All has been work­ing well with the seed vault for years, with new seeds be­ing scru­ti­nized, in­dexed and stored while the ex­ist­ing ones are kept pro­tected and re­plen­ished.

Then May 2017 hap­pened. The pre­vi­ous win­ter and early spring’s hu­man-caused climate change brought some of the hottest tem­per­a­tures ever recorded in the Arc­tic to the re­gion. In a typ­i­cal May, the is­land would have been dusted in lightly blow­ing snow. This year, how­ever, the high tem­per­a­tures brought heavy rains and an equally un­think­able melt­ing of the pro­tec­tive per­mafrost on the seed vault’s moun­tain.

Without warn­ing, the com­bined flow of the rain­wa­ters and the melted per­mafrost caused wa­ter to flood the en­trance of the vault. Once in­side, be­cause of the re­frig­er­ated in­ter­nals, the wa­ter be­gan to re­freeze. This, along with the strong door seals and mul­ti­ple lev­els of ar­chi­tec­tural pro­tec­tion, thank­fully kept the wa­ters from pen­e­trat­ing the in­ner sanc­tum and caus­ing any dam­age to the stored seed va­ri­eties.

Those re­spon­si­ble for the man­age­ment of the seed vault re­sponded quickly to what had hap­pened. They first hacked out the in­ner ice and re­built tem­po­rary door seals where needed. They also be­gan work on a plan to re­build the en­try ar­eas so that this kind of flood­ing can­not pose this kind of threat again.
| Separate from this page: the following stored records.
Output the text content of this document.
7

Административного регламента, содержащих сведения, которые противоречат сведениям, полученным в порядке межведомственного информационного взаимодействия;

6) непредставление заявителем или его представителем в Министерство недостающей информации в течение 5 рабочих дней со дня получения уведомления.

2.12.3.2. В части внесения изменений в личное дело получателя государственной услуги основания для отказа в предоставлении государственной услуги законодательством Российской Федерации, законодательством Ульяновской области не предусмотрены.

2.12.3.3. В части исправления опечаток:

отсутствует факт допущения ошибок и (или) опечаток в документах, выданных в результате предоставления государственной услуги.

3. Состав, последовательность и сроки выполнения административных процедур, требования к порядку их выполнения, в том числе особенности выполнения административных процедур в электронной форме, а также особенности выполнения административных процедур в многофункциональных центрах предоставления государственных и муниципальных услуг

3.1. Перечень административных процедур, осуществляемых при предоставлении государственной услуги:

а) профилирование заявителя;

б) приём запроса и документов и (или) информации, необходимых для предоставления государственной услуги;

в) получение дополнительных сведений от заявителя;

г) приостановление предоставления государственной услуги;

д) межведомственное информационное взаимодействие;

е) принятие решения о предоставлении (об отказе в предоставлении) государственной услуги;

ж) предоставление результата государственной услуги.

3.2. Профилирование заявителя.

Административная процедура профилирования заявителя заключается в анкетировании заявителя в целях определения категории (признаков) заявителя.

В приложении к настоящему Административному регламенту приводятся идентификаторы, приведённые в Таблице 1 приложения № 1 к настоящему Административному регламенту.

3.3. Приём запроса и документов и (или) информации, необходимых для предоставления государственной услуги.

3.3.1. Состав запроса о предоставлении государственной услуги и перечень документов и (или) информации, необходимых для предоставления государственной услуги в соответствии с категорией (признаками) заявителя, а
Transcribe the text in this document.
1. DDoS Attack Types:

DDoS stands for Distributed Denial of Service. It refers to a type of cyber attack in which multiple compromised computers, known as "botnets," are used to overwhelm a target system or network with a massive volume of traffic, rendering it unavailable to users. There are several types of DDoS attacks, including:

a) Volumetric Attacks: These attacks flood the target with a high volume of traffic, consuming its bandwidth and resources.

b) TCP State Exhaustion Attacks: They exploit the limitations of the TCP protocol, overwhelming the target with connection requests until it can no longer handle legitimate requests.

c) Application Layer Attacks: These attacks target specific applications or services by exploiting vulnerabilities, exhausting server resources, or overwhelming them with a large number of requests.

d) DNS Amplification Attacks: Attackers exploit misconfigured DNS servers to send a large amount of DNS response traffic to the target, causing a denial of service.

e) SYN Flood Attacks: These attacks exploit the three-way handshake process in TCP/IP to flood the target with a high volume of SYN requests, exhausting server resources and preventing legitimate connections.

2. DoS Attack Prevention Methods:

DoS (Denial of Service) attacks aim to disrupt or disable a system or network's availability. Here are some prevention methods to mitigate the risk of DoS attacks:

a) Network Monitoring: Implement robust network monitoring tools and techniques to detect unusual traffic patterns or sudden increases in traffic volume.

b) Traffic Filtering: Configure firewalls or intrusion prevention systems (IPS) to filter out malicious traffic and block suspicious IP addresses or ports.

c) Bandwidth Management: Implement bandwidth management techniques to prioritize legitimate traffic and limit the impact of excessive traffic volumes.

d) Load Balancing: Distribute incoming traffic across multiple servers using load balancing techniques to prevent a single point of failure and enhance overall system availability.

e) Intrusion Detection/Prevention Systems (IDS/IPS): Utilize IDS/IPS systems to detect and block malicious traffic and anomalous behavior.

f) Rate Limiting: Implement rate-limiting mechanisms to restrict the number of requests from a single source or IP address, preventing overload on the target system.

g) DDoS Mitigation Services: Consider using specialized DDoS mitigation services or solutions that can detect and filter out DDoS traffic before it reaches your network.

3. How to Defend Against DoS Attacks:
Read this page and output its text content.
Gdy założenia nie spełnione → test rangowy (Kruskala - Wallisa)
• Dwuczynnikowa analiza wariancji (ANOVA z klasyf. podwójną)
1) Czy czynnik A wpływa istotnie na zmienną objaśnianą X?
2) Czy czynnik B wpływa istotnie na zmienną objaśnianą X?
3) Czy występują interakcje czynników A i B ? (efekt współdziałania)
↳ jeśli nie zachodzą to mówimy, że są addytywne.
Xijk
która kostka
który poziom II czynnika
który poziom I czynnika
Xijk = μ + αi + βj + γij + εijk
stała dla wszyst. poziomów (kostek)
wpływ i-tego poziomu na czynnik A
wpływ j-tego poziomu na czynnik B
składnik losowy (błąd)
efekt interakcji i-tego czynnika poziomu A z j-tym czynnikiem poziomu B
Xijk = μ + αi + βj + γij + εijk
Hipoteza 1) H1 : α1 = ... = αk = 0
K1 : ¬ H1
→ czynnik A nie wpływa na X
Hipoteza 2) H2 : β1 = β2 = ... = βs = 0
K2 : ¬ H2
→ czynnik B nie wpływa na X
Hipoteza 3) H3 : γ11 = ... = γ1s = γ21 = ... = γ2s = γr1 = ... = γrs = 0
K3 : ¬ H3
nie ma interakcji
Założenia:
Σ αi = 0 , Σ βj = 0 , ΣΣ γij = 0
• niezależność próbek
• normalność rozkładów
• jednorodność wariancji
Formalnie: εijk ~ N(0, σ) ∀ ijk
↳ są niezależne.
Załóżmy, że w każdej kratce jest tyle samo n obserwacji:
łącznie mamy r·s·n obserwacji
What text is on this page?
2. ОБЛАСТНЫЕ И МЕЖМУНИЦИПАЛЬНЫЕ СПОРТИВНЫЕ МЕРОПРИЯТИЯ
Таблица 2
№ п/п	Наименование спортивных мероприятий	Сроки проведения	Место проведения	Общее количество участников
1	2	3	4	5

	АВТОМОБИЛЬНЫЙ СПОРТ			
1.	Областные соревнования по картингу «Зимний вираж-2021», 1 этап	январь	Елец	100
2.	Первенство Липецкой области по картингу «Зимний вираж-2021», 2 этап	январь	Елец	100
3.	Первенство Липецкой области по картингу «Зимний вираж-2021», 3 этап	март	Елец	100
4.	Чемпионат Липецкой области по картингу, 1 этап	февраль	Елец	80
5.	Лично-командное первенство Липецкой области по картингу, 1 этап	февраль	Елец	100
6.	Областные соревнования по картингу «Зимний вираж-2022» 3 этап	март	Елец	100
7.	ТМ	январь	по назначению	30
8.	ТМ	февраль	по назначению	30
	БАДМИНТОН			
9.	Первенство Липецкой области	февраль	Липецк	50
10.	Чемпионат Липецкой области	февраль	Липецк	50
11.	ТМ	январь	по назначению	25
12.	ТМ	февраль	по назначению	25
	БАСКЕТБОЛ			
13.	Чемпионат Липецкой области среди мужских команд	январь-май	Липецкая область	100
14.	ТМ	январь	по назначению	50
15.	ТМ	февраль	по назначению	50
The mes­sage in all of this is quite clear to all con­cerned, how­ever. In a world where some­thing as im­por­tant and with as thought­ful a set of pro­tec­tions from all sorts of nat­u­ral and man-made threats can be breached so eas­ily, it shows how even the best plan­ning is not enough. Run­away climate change is very real and far worse than we have been led to be­lieve. The global com­mu­nity should ex­pect far more se­ri­ous sur­prises than this one at the Sval­bard Global Seed Vault in the very near fu­ture.